Every one of these posts is at most a footnote to the excellent Doctor Who scholarship of Phil Sandifer. He’s posted a discussion of The Time of the Doctor among the community surrounding his own website. One of his major themes is the tension between epic styles of storytelling (the drive to make a story bigger and mythic in its presentation and content) and the exploration of strange worlds and stories as ordinary people. Steven Moffat has a tendency to craft stories in these epic terms, but he also understands that the strength of Doctor Who rests in the small scales: ordinary people becoming extraordinary.
This is the literal definition of Clara’s arc in her first season. The trick is that we see the extraordinary elements of Clara’s activity before understanding that she has always been a regular young woman. Her strength of character is ordinary, and it’s the condition of her becoming remarkable when life with the Doctor gives her a chance. Facing the Doctor’s death (and the end of the show, no challenge more epic), Clara saves him not through some epic intervention, but through an ordinary activity.
She faces the Time Lords through the crack in the universe, and pleads with them to help him. She speaks with the same sadness that her grandmother did talking of her deceased husband. If there’s a chance to save the life of someone you love, then you take that chance.
|So raise a glass to Peter Capaldi.|
And the tragedy of Clara’s story in this episode is that Smith’s final monologue passes over her. Karen Gillan’s cameo as Amy Pond ultimately overshadows Clara’s presence in Smith’s regeneration scene. While Clara is the emotional and narrative heart of the story, and the key force that saves the Doctor’s life, her importance is overwritten by Smith’s Doctor’s vision of Amy.
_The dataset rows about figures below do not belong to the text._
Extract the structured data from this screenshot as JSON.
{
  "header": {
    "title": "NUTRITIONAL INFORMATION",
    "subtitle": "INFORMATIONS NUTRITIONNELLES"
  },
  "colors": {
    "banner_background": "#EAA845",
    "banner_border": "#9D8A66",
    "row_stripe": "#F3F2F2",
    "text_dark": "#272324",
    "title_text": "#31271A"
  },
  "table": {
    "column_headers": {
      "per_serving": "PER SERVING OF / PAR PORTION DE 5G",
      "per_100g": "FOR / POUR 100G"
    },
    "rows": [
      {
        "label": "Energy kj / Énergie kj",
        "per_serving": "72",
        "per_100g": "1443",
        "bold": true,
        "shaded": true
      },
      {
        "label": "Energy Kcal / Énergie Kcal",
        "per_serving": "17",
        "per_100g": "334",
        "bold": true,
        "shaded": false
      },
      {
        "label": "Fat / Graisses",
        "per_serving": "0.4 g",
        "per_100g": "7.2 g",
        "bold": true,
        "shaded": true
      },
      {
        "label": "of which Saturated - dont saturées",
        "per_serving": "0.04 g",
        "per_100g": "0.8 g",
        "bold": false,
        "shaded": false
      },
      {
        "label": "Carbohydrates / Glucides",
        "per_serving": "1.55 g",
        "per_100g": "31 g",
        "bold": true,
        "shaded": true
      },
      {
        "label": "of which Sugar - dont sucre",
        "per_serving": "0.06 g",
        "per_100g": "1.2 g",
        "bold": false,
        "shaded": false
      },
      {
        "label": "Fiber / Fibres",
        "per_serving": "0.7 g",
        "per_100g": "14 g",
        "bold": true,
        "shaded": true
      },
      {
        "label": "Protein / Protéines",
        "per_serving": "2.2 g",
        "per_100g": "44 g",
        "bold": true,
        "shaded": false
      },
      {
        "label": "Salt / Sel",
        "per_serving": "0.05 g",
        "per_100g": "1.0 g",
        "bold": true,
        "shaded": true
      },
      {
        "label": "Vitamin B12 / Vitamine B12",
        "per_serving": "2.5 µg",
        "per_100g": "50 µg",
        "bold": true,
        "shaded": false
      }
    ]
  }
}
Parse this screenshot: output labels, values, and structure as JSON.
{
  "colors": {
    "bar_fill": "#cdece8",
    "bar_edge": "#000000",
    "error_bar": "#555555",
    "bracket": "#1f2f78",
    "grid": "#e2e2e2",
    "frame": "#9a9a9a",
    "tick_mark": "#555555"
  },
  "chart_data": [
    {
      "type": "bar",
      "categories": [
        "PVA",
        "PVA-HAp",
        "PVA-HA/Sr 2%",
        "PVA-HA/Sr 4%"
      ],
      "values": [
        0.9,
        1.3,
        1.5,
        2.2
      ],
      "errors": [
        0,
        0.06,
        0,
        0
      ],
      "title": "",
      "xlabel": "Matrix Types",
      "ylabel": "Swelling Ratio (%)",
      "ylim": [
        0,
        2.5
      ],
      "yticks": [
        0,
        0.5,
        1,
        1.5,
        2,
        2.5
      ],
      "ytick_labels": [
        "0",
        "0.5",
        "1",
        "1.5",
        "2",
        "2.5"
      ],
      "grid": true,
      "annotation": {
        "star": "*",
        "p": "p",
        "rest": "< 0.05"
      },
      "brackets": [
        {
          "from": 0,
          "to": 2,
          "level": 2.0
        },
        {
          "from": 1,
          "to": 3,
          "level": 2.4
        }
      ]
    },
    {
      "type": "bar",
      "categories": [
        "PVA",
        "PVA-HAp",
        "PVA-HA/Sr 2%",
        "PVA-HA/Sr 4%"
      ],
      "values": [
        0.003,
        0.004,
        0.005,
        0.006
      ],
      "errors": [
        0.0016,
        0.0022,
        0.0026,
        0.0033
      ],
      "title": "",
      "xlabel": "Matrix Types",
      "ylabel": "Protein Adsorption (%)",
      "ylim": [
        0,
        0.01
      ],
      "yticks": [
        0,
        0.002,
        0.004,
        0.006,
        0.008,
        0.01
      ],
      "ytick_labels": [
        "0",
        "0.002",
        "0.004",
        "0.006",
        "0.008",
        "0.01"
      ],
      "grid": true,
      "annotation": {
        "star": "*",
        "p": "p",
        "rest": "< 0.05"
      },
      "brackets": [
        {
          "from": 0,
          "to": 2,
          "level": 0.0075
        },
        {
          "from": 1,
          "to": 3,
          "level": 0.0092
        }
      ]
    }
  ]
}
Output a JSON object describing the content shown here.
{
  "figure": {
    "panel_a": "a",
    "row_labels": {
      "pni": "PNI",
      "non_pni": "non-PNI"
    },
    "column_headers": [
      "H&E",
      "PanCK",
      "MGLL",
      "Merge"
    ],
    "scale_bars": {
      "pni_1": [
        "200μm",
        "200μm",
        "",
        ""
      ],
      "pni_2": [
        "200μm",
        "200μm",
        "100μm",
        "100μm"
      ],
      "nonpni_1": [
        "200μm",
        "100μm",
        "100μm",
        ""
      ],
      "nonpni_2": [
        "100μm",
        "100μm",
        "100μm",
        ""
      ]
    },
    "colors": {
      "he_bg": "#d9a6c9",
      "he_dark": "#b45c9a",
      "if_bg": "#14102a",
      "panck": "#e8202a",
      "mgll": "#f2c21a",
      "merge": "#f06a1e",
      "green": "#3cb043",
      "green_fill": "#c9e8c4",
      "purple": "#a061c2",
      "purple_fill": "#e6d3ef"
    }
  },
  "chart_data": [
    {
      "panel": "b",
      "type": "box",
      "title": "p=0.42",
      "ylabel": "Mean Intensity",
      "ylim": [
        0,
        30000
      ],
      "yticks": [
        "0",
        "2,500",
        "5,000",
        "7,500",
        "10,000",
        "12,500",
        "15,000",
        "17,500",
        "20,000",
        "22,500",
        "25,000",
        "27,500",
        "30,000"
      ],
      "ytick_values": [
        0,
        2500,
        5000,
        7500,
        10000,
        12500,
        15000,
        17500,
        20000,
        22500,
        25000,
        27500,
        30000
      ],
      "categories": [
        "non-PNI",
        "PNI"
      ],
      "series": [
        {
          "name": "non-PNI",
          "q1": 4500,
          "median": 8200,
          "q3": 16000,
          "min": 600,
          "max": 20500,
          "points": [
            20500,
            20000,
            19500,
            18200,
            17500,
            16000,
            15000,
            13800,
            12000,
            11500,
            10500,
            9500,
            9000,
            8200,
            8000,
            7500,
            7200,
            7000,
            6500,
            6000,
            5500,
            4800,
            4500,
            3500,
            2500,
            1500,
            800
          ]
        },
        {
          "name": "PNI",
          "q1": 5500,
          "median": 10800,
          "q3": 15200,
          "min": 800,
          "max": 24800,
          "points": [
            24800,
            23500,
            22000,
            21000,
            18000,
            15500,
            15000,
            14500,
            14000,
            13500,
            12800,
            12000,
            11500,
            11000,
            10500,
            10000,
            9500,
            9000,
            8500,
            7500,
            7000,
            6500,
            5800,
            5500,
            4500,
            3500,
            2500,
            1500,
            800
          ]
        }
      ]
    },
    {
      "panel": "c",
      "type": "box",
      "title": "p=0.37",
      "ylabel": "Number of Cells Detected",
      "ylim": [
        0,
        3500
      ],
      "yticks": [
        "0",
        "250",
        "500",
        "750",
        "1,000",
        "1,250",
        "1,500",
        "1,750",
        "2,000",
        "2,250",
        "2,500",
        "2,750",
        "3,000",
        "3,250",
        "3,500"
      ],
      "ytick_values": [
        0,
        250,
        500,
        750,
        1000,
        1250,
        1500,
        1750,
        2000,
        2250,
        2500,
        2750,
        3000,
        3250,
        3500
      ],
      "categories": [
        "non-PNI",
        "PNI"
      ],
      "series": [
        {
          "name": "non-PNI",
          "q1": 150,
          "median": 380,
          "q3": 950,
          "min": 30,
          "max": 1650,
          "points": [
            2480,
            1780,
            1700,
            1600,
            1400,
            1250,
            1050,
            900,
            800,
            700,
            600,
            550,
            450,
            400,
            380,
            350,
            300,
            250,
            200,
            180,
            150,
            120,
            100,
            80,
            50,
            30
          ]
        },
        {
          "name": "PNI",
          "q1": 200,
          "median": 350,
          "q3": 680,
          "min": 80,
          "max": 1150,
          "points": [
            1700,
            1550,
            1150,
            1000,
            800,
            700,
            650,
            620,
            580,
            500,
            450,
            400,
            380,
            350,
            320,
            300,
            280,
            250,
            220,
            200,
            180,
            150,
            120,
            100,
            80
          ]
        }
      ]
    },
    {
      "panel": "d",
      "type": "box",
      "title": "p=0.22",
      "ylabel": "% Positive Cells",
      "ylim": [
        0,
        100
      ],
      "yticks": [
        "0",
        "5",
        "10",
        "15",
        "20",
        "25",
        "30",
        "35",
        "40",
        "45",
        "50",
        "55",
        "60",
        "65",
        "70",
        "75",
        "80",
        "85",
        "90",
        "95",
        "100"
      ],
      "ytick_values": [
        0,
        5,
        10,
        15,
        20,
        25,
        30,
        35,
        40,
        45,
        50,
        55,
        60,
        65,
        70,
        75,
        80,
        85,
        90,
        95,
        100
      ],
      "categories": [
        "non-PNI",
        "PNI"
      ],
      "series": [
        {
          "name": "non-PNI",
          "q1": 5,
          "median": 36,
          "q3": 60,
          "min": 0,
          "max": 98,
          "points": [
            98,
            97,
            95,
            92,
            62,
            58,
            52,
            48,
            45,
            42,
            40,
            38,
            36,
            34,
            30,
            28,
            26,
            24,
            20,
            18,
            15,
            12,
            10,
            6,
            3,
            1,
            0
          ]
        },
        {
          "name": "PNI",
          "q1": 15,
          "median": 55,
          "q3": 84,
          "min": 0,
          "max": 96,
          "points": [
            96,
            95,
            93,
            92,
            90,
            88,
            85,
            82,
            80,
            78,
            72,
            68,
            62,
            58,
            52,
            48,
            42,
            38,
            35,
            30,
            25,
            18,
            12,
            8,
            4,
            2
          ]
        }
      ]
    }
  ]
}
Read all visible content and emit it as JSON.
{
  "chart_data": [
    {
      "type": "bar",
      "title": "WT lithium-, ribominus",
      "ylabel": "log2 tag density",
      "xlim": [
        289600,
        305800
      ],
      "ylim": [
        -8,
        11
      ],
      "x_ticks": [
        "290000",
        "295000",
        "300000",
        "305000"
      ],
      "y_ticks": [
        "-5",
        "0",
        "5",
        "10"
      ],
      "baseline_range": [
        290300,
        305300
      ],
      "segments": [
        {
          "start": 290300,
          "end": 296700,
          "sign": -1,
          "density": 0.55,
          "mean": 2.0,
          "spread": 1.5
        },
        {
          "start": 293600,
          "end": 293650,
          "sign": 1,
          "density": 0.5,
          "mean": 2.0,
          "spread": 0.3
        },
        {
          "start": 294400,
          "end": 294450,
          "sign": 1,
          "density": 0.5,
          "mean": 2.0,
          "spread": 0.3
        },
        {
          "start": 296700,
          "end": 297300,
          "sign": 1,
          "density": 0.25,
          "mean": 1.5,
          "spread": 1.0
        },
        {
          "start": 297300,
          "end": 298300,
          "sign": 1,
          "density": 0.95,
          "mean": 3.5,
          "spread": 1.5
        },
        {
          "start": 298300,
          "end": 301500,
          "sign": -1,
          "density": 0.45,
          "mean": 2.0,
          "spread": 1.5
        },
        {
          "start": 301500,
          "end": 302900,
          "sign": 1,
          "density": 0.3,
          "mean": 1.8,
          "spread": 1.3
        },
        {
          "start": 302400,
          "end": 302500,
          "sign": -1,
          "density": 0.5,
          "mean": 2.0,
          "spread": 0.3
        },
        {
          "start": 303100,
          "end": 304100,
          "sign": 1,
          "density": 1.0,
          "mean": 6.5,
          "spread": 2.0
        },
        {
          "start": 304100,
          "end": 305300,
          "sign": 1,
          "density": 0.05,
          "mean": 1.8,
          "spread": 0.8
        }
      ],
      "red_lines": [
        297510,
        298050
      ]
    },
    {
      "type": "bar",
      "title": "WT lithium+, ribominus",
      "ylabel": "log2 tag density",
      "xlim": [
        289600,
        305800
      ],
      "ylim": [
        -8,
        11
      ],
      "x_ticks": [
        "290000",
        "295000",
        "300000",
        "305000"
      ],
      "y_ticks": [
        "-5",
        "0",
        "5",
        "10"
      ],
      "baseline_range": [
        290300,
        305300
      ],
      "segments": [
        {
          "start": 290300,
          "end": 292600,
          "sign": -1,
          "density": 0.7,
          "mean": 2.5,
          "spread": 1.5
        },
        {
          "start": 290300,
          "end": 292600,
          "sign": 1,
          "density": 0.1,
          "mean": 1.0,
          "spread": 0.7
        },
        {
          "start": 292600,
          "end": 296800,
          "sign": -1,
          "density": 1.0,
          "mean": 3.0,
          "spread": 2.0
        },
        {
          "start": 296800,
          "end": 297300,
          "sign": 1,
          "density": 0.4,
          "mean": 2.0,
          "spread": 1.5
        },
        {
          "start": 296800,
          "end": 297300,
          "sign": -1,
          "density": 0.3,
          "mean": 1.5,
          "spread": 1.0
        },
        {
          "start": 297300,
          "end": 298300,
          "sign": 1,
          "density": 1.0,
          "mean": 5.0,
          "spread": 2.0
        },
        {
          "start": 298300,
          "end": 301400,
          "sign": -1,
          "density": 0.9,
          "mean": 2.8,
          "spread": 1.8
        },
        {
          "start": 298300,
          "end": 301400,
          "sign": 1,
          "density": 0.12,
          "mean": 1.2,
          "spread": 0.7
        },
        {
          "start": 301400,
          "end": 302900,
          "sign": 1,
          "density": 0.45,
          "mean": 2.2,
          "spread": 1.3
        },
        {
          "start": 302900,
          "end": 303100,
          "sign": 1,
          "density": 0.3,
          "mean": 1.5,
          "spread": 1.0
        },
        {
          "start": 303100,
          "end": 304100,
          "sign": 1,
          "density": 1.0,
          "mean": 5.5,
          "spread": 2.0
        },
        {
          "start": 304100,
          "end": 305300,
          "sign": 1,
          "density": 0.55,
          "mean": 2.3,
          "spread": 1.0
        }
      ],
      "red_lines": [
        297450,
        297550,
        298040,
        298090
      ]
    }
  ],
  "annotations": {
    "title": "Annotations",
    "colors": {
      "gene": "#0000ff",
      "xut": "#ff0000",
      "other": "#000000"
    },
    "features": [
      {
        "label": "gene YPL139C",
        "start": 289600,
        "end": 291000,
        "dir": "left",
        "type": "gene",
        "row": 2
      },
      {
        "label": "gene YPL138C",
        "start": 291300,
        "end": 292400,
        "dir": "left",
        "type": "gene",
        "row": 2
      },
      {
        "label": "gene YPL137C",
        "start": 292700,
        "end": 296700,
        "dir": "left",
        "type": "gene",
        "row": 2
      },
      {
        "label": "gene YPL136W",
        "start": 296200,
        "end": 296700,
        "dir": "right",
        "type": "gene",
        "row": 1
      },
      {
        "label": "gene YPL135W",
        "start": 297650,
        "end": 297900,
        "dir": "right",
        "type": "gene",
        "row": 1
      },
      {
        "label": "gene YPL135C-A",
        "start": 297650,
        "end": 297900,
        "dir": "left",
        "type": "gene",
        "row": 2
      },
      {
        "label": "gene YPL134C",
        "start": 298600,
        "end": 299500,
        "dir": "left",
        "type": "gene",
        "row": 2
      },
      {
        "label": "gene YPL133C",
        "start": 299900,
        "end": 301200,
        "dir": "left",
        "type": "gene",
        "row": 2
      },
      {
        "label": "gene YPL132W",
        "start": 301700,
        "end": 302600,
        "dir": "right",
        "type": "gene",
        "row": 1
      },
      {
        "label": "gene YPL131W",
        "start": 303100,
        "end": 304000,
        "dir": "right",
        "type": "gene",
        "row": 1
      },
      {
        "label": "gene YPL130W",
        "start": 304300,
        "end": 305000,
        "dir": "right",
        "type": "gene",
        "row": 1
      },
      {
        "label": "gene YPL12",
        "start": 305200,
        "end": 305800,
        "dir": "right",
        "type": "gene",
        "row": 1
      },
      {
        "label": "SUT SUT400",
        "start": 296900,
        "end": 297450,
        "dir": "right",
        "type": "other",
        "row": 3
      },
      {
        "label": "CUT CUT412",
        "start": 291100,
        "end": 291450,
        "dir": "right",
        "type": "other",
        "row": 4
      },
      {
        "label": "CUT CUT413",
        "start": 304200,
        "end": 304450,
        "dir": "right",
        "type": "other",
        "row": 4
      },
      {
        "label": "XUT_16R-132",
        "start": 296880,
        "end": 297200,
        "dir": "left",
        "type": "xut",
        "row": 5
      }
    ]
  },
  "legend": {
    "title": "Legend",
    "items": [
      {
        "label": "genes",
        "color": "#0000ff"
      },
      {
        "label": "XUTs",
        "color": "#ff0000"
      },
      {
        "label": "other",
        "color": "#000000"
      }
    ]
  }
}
If Doctor Who has any sense of justice for its characters, the relationship of Clara with Peter Capaldi’s Doctor will develop a similar importance, if only to reflect what Clara has done as a character for the show. But that gravity will only create a similar effect as Amy did on Smith’s Doctor, or that Rose did on Tennant’s Doctor. When Capaldi regenerates, Clara may overshadow the present companions of that period. This is, for me, the most serious problem in characterization that Doctor Who faces in its modern era, the narrative gravity of “the first face that this face saw.”